Lemi Ş. Merey “Kuş Evleri-Serçesarayları” adlı kitabında; “... Kur’an’da güvercin ve serçenin İslamiyet’in yayılışı sırasında Hz. Muhammed’e bazı olaylarda yardımcı olduklarının yazılmış olması, bu kuşların Türklerce de kutsal ve dokunulmaz yaratıklar olarak kabul edilmesini gerektirmiştir” der İslam inanışında güvercin ve serçe konusunu şöyle açıklar:
“Güvercin büyük tufan sırasında, tufanın bittiğini kanıtlayacak zeytin dalını Nuh Peygamber’e getirerek başkaldıran hayvanlar arasında barışı sağladığı, düşmanı şahinden can korkusuyla kaçarken oturan Hz. Muhammed’in kucağına sığınarak oraya yumurtladığı, Uhud muharebeleri sırasında Hz. Muhammed’in sığındığı mağaranın girişine alelacele yuvalanarak takip eden düşmanları orayı aramaktan vazgeçirdiği için,
Serçeler de Hz. Muhammed’in doğumu sırasında Kâbe’ye saldıran Habeşilerin üzerinde uçup gagalarında taşıdıkları taş parçalarını atarak onları kaçırtıp yenilgiye uğrattıkları için kutsal ve dokunulmaz canlılar sayılmışlardır.” Bu nedenle, örneğin Pakistan’da yenirken, Anadolu’da güvercin yenmez... Avlandığında ağladığı bilinen güvercinleri öldürmek günah sayılır.

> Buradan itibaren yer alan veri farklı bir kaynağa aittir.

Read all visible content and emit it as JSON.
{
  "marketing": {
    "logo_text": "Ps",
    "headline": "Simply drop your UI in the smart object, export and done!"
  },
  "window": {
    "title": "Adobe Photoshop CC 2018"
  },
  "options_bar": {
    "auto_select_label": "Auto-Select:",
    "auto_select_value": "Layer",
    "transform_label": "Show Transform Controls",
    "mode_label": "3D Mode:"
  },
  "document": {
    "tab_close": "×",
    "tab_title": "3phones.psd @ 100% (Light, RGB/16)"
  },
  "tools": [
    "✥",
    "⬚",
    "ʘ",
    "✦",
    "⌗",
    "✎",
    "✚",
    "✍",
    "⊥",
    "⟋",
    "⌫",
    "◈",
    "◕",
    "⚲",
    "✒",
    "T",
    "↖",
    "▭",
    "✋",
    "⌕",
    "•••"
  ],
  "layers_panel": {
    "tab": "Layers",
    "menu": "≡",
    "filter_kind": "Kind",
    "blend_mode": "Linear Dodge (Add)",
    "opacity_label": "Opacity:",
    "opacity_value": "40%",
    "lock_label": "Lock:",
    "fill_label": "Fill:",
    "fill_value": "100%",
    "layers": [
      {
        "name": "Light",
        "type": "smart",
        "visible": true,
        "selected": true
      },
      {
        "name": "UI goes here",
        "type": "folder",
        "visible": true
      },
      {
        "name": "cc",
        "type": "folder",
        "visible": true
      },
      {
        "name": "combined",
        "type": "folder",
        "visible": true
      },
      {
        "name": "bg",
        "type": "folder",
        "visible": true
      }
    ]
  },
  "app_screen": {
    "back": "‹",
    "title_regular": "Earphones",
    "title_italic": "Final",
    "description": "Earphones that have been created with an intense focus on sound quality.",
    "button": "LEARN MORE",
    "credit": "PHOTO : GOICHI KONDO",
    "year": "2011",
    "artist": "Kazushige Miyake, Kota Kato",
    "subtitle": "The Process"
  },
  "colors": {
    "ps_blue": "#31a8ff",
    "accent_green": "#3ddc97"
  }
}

Aslında bu sadece kuşlar veya sadece güvercin için değil, bütün “can”lılar için geçerli bir aktöre(gelenek)dir. Anadolu’da; “Yaş (ağaç vb.) kesen, can yakan (veya cana kıyan) ile taş yakan onmaz” inancı vardır. Bir de, keklik, bıldırcın ve geyiğin;
“Etimi yiyen doymasın, ardıma düşen onmasın!” dedikleri anlatılır.
L. Ş. Merey ayrıca güvercinlik bulunmayan binalarda güvercinler bina içine girip yuvalanmak için özel yöntemler kullandığını, fedai bir güvercinin hızla dış cama çarparak onu kırdığını ve ekseriya öldüğünü anlatmaktadır. O kıramazsa bir ikinci hatta üçüncü güvercin aynı yolu deneyerek sonunda başarıya ulaşırmış.
Doğal yaşam ve şehir hayatının bir parçası haline gelen serçe, güvercin, karga gibi kuşlar konusundaki bir ilginç özellik de ölümleri ile ilgilidir. Genellikle bu hayvanlar kendilerini ölüme yakın hissettiklerinde ölümü beklemek için bir yerlere gizlenirler. Bu bir ağaç kovuğu, kayaların arası veya saklanabilecekleri herhangi bir yer olabilir. Buradaki, amaç hayvanın kendisini güçsüz hissetmesi nedeniyle bir düşmanla karşılaştığında karşı koyup kaçamama korku ve içgüdüsüdür.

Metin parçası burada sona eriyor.